L'association Caritas se préoccupe de longue date des questions migratoire et de développement. Témoin quotidien des défis mais aussi des opportunités qu'offrent la migration, Caritas s'est penchée sur le lien entre ces deux questions.
Le fruit de ses réflexions consiste en un rapport qui permet d'objectiver les données manquantes et de répondre aux controverses suscitées par des informations mal interprétées.
Trop de freins
L'expertise et la pluridisciplinarité de Caritas conjointes aux recherches de Abdeslam Marfouk - économiste - et Jean-Michel Lafleur - sociologue - de l'Université de Liège, éclairent sur la plus-value économique, sociale, culturelle... qu'apporte la migration. Mais cette contribution des migrants au développement (à la fois en Belgique et dans leur pays d'origine) pourrait être encore meilleure si des freins considérables étaient levés. Entre autres, l'accès au marché du travail. Or, celui-ci est un vecteur important d'intégration sociale et culturelle. Ainsi, il y a encore trop de discriminations ethniques ou de nationalité, un taux d'emploi inférieur des migrants par rapport aux natifs et une surqualification des travailleurs migrants. Et sur ces points, la Belgique est plutôt mauvaise élève au regard des autres pays européens.
Les chercheurs constatent que, depuis 2015, l'opinion publique est beaucoup plus favorable par rapport à l'immigration. Dès lors, Caritas en appelle les politiques à oser agir pour une politique migratoire claire et, bien sûr, humaine. Car, derrière tous les chiffres, il y a des hommes et des femmes. Et ceux-ci disposent de compétences valorisables mais qui ne le sont pas suffisamment.
C'est pourquoi Caritas en a profité pour inviter des candidats à débattre sur les conclusions de son rapport. Celles-ci sont sommes toutes positives mais pourraient donc l'être encore davantage. La question migratoire et du développement méritait donc qu'on s'y attarde avant les élections. Notons que, pour des raisons diverses, tous les partis ne se sont pas retrouvés autour du micro. Cependant le panel a déjà permis de relever les tendances et le degré d'ouverture des candidats à un changement de perspectives.
Un débat politique nécessaire
Au vu des chiffres et de la réalité, les migrants contribuent clairement au développement économique en apportant leur expertise et leur créativité. Par ailleurs, en travaillant, ils deviennent autonomes, ils diminuent la charge sociale à leur égard et participent au financement de la solidarité (les pensions entre autres).
Une politique migratoire claire ne peut donc faire l'impasse sur la question de la régularisation ni sur celle du regroupement familial.

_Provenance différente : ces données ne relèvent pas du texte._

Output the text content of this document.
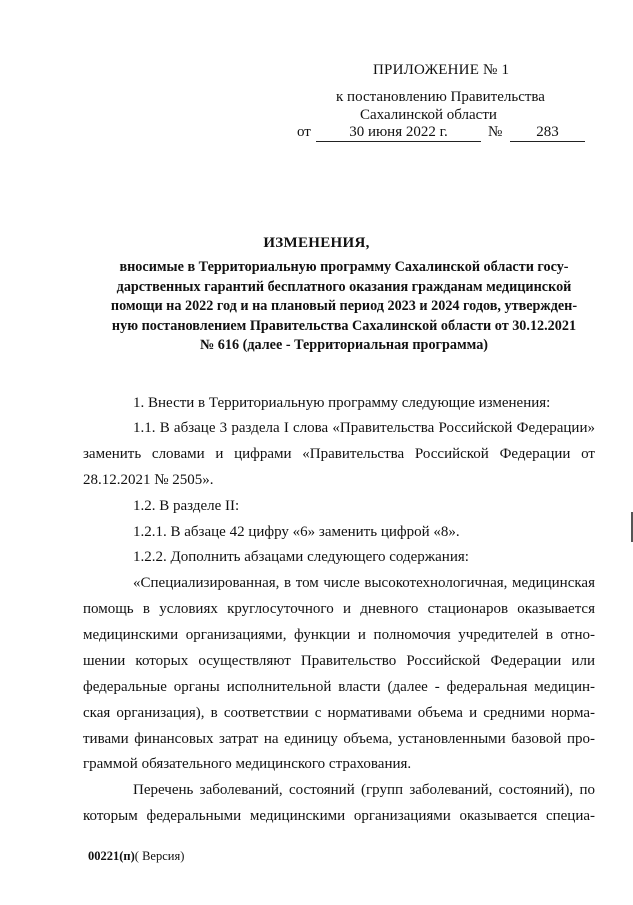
ПРИЛОЖЕНИЕ № 1
к постановлению Правительства
Сахалинской области
от	30 июня 2022 г.	№	283
ИЗМЕНЕНИЯ,
вносимые в Территориальную программу Сахалинской области госу-
дарственных гарантий бесплатного оказания гражданам медицинской
помощи на 2022 год и на плановый период 2023 и 2024 годов, утвержден-
ную постановлением Правительства Сахалинской области от 30.12.2021
№ 616 (далее - Территориальная программа)
1. Внести в Территориальную программу следующие изменения:
1.1. В абзаце 3 раздела I слова «Правительства Российской Федерации»
заменить словами и цифрами «Правительства Российской Федерации от
28.12.2021 № 2505».
1.2. В разделе II:
1.2.1. В абзаце 42 цифру «6» заменить цифрой «8».
1.2.2. Дополнить абзацами следующего содержания:
«Специализированная, в том числе высокотехнологичная, медицинская
помощь в условиях круглосуточного и дневного стационаров оказывается
медицинскими организациями, функции и полномочия учредителей в отно-
шении которых осуществляют Правительство Российской Федерации или
федеральные органы исполнительной власти (далее - федеральная медицин-
ская организация), в соответствии с нормативами объема и средними норма-
тивами финансовых затрат на единицу объема, установленными базовой про-
граммой обязательного медицинского страхования.
Перечень заболеваний, состояний (групп заболеваний, состояний), по
которым федеральными медицинскими организациями оказывается специа-
00221(п)( Версия)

Par ailleurs, une politique migratoire plus accueillante permettrait au migrants de mieux développer leur potentiel et participer au développement du pays d'accueil.
Lors du débat, Madame Montserrat Carreras, de Amnesty International, a interrogé les partis en présence sur la problématique des Centres d'Accueil et d'Orientation pour les migrants en transit. Par crainte d'être renvoyés dans le pays d'Europe où ils sont arrivés, les migrants consultent peu ces centres; et ils ne peuvent dès lors pas bénéficier d'une aide correcte et concrète. Dans les réponses reçues des partis, Madame Carreras relève "une ouverture intéressante du cdH et d'Ecolo, un mépris navrant de l'être humain - au nom de la légalité - de la part du MR et de la N-VA, et une audace de DéFi." Ce dernier propose en effet que l'Etat belge applique la clause de solidarité. Ainsi, la Belgique peut se déclarer prête à s'occuper des migrants plutôt que de les renvoyer dans le pays d'arrivée.
Créativité avant tout !
Ainsi, grâce aux chiffres fournis par le rapport, les partis peuvent être créatifs. A défaut, ils peuvent changer de position - comme le CD&V - qui se rend compte du drame humain que cela représente et des répercussions que cela peut aussi avoir. Ce parti est ouvert pour trouver une solution pour les migrants en transit. Le sp.a, quant à lui, estime qu'il faut améliorer ces centres d'accueil et d'orientation.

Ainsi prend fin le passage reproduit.